The share of solar and wind - such as that from BP's Titan 1 Wind Farm in the US (pictured) - in the power mix grew in 2020. Image: BP.

The share of solar and wind - such as that from BP's Titan 1 Wind Farm in the US (pictured) - in the power mix grew in 2020. Image: BP.

2020 saw the largest annual decline in primary energy consumption since 1945, with a drop of 4.5%, according to BP’s Statistical Review of World Energy 2021.
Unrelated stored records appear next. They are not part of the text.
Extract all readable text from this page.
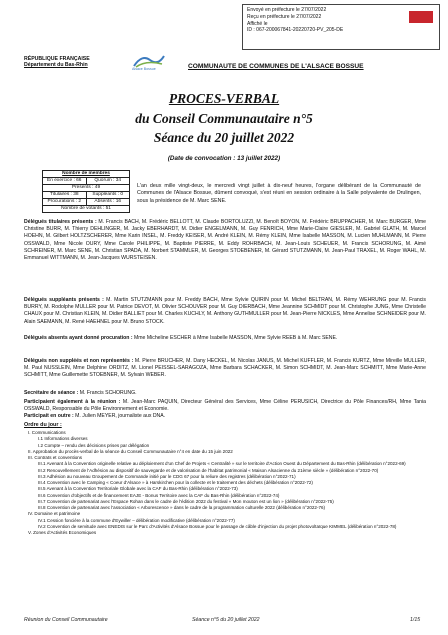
Envoyé en préfecture le 27/07/2022
Reçu en préfecture le 27/07/2022
Affiché le
ID : 067-200067841-20220720-PV_205-DE
RÉPUBLIQUE FRANÇAISE
Département du Bas-Rhin
Alsace Bossue	COMMUNAUTE DE COMMUNES DE L'ALSACE BOSSUE
PROCES-VERBAL
du Conseil Communautaire n°5
Séance du 20 juillet 2022
(Date de convocation : 13 juillet 2022)
Nombre de membres
En exercice : 66	Quorum : 34
Présents : 49
Titulaires : 38	Suppléants : 0
Procurations : 2	Absents : 16
Nombre de votants : 51
L'an deux mille vingt-deux, le mercredi vingt juillet à dix-neuf heures, l'organe délibérant de la Communauté de Communes de l'Alsace Bossue, dûment convoqué, s'est réuni en session ordinaire à la Salle polyvalente de Drulingen, sous la présidence de M. Marc SENE.
Délégués titulaires présents : M. Francis BACH, M. Frédéric BELLOTT, M. Claude BORTOLUZZI, M. Benoît BOYON, M. Frédéric BRUPPACHER, M. Marc BURGER, Mme Christine BURR, M. Thierry DEHLINGER, M. Jacky EBERHARDT, M. Didier ENGELMANN, M. Guy FENRICH, Mme Marie-Claire GIESLER, M. Gabriel GLATH, M. Marcel HOEHN, M. Gilbert HOLTZSCHERER, Mme Karin INSEL, M. Freddy KEISER, M. André KLEIN, M. Rémy KLEIN, Mme Isabelle MASSON, M. Lucien MUHLMANN, M. Pierre OSSWALD, Mme Nicole OURY, Mme Carole PHILIPPE, M. Baptiste PIERRE, M. Eddy ROHRBACH, M. Jean-Louis SCHEUER, M. Francis SCHORUNG, M. Aimé SCHREINER, M. Marc SENE, M. Christian SPADA, M. Norbert STAMMLER, M. Georges STOEBENER, M. Gérard STUTZMANN, M. Jean-Paul TRAXEL, M. Roger WAHL, M. Emmanuel WITTMANN, M. Jean-Jacques WURSTEISEN.
Délégués suppléants présents : M. Martin STUTZMANN pour M. Freddy BACH, Mme Sylvie QUIRIN pour M. Michel BELTRAN, M. Rémy WEHRUNG pour M. Francis BURRY, M. Rodolphe MULLER pour M. Patrice DEVOT, M. Olivier SCHOUVER pour M. Guy DIERBACH, Mme Jeannine SCHMIDT pour M. Christophe JUNG, Mme Christelle CHAUX pour M. Christian KLEIN, M. Didier BALLIET pour M. Charles KUCHLY, M. Anthony GUTHMULLER pour M. Jean-Pierre NICKLES, Mme Annelise SCHNEIDER pour M. Alain SAEMANN, M. René HAEHNEL pour M. Bruno STOCK.
Délégués absents ayant donné procuration : Mme Micheline ESCHER à Mme Isabelle MASSON, Mme Sylvie REEB à M. Marc SENE.
Délégués non suppléés et non représentés : M. Pierre BRUCHER, M. Dany HECKEL, M. Nicolas JANUS, M. Michel KUFFLER, M. Francis KURTZ, Mme Mireille MULLER, M. Paul NUSSLEIN, Mme Delphine ORDITZ, M. Lionel PEISSEL-SARAGOZA, Mme Barbara SCHACKER, M. Simon SCHMIDT, M. Jean-Marc SCHMITT, Mme Marie-Anne SCHMITT, Mme Guillemette STOEBNER, M. Sylvain WEBER.
Secrétaire de séance : M. Francis SCHORUNG.
Participaient également à la réunion : M. Jean-Marc PAQUIN, Directeur Général des Services, Mme Céline PERUSICH, Directrice du Pôle Finances/RH, Mme Tania OSSWALD, Responsable du Pôle Environnement et Economie.
Participait en outre : M. Julien MEYER, journaliste aux DNA.
Ordre du jour :
I. Communications
I.1 Informations diverses
I.2 Compte – rendu des décisions prises par délégation
II. Approbation du procès-verbal de la séance du Conseil Communautaire n°4 en date du 15 juin 2022
III. Contrats et conventions
III.1 Avenant à la Convention originelle relative au déploiement d'un Chef de Projets « Centralité » sur le territoire d'Action Ouest du Département du Bas-Rhin (délibération n°2022-69)
III.2 Renouvellement de l'Adhésion au dispositif de sauvegarde et de valorisation de l'habitat patrimonial « Maison Alsacienne du 21ème siècle » (délibération n°2022-70)
III.3 Adhésion au nouveau Groupement de Commande initié par le CDG 67 pour la reliure des registres (délibération n°2022-71)
III.4 Convention avec le Camping « Coeur d'Alsace » à Harskirchen pour la collecte et le traitement des déchets (délibération n°2022-72)
III.5 Avenant à la Convention Territoriale Globale avec la CAF du Bas-Rhin (délibération n°2022-73)
III.6 Convention d'objectifs et de financement EAJE - Bonus Territoire avec la CAF du Bas-Rhin (délibération n°2022-74)
III.7 Convention de partenariat avec l'Espace Rohan dans le cadre de l'édition 2022 du festival « Mon mouton est un lion » (délibération n°2022-75)
III.8 Convention de partenariat avec l'association « Arborescence » dans le cadre de la programmation culturelle 2022 (délibération n°2022-76)
IV. Domaine et patrimoine
IV.1 Cession foncière à la commune d'Eywiller – délibération modificative (délibération n°2022-77)
IV.2 Convention de servitude avec ENEDIS sur le Parc d'Activités d'Alsace Bossue pour le passage de câble d'injection du projet photovoltaïque KIMMEL (délibération n°2022-78)
V. Zones d'Activités Economiques
Réunion du Conseil Communautaire	Séance n°5 du 20 juillet 2022	1/15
This was largely driven by oil, while wind, solar and hydro generation all grew, with wind and solar capacity increasing by 238GW in the year, 50% larger than any time in history.

Breaking down this figure, solar capacity expanded by 127GW while wind grew by 111GW, almost double its previous highest annual increase.
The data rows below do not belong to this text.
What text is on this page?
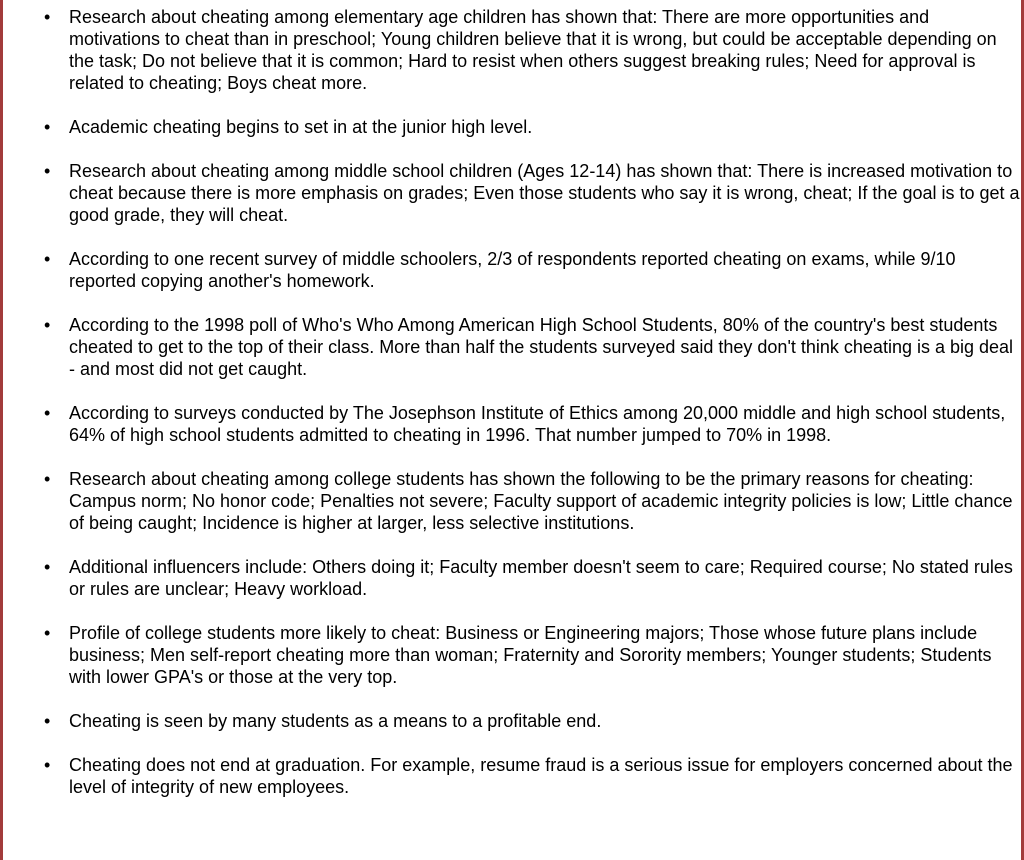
• Research about cheating among elementary age children has shown that: There are more opportunities and motivations to cheat than in preschool; Young children believe that it is wrong, but could be acceptable depending on the task; Do not believe that it is common; Hard to resist when others suggest breaking rules; Need for approval is related to cheating; Boys cheat more.
• Academic cheating begins to set in at the junior high level.
• Research about cheating among middle school children (Ages 12-14) has shown that: There is increased motivation to cheat because there is more emphasis on grades; Even those students who say it is wrong, cheat; If the goal is to get a good grade, they will cheat.
• According to one recent survey of middle schoolers, 2/3 of respondents reported cheating on exams, while 9/10 reported copying another's homework.
• According to the 1998 poll of Who's Who Among American High School Students, 80% of the country's best students cheated to get to the top of their class. More than half the students surveyed said they don't think cheating is a big deal - and most did not get caught.
• According to surveys conducted by The Josephson Institute of Ethics among 20,000 middle and high school students, 64% of high school students admitted to cheating in 1996. That number jumped to 70% in 1998.
• Research about cheating among college students has shown the following to be the primary reasons for cheating: Campus norm; No honor code; Penalties not severe; Faculty support of academic integrity policies is low; Little chance of being caught; Incidence is higher at larger, less selective institutions.
• Additional influencers include: Others doing it; Faculty member doesn't seem to care; Required course; No stated rules or rules are unclear; Heavy workload.
• Profile of college students more likely to cheat: Business or Engineering majors; Those whose future plans include business; Men self-report cheating more than woman; Fraternity and Sorority members; Younger students; Students with lower GPA's or those at the very top.
• Cheating is seen by many students as a means to a profitable end.
• Cheating does not end at graduation. For example, resume fraud is a serious issue for employers concerned about the level of integrity of new employees.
The share of renewables in power generation also increased, rising from 10.3% to 11.7%, while coal’s share fell by 1.3% to 35.1%.

In the UK, the ban on coal generation has been brought forward to 2024, with only one coal-fired power station - Uniper's Ratcliffe-on-Soar - to still be in operation from 2022.
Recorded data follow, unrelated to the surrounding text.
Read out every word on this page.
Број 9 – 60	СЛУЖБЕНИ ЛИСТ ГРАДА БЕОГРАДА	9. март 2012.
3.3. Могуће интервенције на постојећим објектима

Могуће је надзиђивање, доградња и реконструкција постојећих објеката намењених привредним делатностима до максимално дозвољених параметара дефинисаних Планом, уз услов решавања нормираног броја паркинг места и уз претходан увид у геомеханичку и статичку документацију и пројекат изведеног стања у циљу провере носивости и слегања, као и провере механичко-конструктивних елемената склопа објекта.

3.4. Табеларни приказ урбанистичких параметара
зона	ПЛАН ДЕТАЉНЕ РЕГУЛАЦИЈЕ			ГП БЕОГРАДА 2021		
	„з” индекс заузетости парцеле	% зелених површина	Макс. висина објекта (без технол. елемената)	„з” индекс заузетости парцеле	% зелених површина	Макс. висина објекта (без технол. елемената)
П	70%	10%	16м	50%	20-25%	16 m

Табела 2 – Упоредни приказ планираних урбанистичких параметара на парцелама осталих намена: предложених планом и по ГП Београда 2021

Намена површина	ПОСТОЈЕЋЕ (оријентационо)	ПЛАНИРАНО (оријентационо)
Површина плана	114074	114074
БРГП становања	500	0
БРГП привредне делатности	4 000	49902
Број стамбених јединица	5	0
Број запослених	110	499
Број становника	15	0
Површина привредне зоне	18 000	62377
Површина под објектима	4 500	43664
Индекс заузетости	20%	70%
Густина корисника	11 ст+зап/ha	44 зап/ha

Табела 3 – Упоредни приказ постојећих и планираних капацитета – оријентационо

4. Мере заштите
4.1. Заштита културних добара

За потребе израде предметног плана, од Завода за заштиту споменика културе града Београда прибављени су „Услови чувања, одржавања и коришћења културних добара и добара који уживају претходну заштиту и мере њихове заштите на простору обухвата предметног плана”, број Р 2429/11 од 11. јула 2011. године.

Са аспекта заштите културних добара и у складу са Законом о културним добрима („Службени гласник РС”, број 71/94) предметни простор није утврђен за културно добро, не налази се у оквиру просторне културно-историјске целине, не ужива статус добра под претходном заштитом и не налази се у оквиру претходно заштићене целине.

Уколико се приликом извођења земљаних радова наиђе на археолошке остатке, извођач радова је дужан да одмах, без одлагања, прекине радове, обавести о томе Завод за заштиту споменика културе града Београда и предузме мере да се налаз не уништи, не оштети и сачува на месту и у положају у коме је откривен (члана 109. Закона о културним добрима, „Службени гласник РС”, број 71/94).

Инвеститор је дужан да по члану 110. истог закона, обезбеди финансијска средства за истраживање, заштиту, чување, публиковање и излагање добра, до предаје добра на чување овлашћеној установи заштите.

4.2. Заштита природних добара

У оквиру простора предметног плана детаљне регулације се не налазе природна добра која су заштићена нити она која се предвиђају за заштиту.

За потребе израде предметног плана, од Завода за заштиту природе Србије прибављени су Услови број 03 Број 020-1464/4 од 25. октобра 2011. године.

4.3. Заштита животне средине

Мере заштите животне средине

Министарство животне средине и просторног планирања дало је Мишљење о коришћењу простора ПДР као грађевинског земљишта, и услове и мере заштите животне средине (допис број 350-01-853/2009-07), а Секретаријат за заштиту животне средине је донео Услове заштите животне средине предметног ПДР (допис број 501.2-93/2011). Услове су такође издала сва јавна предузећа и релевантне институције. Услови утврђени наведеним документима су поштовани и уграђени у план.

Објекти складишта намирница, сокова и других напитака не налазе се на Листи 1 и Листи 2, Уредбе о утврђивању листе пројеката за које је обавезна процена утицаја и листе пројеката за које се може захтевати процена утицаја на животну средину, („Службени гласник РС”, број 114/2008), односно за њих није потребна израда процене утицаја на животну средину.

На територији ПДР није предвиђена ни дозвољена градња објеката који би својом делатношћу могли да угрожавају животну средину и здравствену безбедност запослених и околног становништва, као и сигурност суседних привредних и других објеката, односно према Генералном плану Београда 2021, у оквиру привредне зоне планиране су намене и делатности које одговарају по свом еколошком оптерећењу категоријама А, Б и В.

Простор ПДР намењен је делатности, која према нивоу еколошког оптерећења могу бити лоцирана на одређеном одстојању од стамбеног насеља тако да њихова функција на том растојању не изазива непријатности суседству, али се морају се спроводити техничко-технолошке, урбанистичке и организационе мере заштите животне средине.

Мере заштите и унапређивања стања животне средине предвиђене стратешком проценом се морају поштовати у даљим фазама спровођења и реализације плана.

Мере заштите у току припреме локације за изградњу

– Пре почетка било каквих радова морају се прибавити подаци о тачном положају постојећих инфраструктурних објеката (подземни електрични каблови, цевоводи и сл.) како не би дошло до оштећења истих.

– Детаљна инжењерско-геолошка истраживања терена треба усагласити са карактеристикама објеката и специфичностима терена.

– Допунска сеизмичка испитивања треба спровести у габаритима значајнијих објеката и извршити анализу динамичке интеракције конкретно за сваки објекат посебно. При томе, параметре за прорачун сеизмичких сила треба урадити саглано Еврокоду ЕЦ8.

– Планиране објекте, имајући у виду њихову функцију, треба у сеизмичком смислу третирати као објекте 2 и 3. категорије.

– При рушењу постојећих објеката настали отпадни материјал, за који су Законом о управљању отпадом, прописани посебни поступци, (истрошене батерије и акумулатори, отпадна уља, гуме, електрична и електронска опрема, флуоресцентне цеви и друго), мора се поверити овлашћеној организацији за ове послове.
Last year has been hailed as Britain's greenest, with Drax Electric Insights finding that solar and wind generated 30% of the country’s energy demand, increasing by a sixth on 2019 to supply over 100TWh of electricity.

Globally, BP's analysis showed that across 2020, electricity generation fell by 0.9%, more than the only other year in BP’s data series – 2009 – that saw a decline, which was by 0.5%.

Demand across 2020 reduced as a result of the COVID-19 lockdowns, with the spring months being particularly affected in the UK. Across the May bank holiday, it was forecast that the UK's electricity demand would drop to an all-time low of just 13.8GW.

Alongside the drop in demand, BP also found that globally carbon emissions from energy use fell by over 6%, with this also being the largest decline since 1945.

"These trends are exactly what the world needs to see as it transitions to net zero – strong growth in renewables crowding out coal," said Spencer Dale, BP’s chief economist.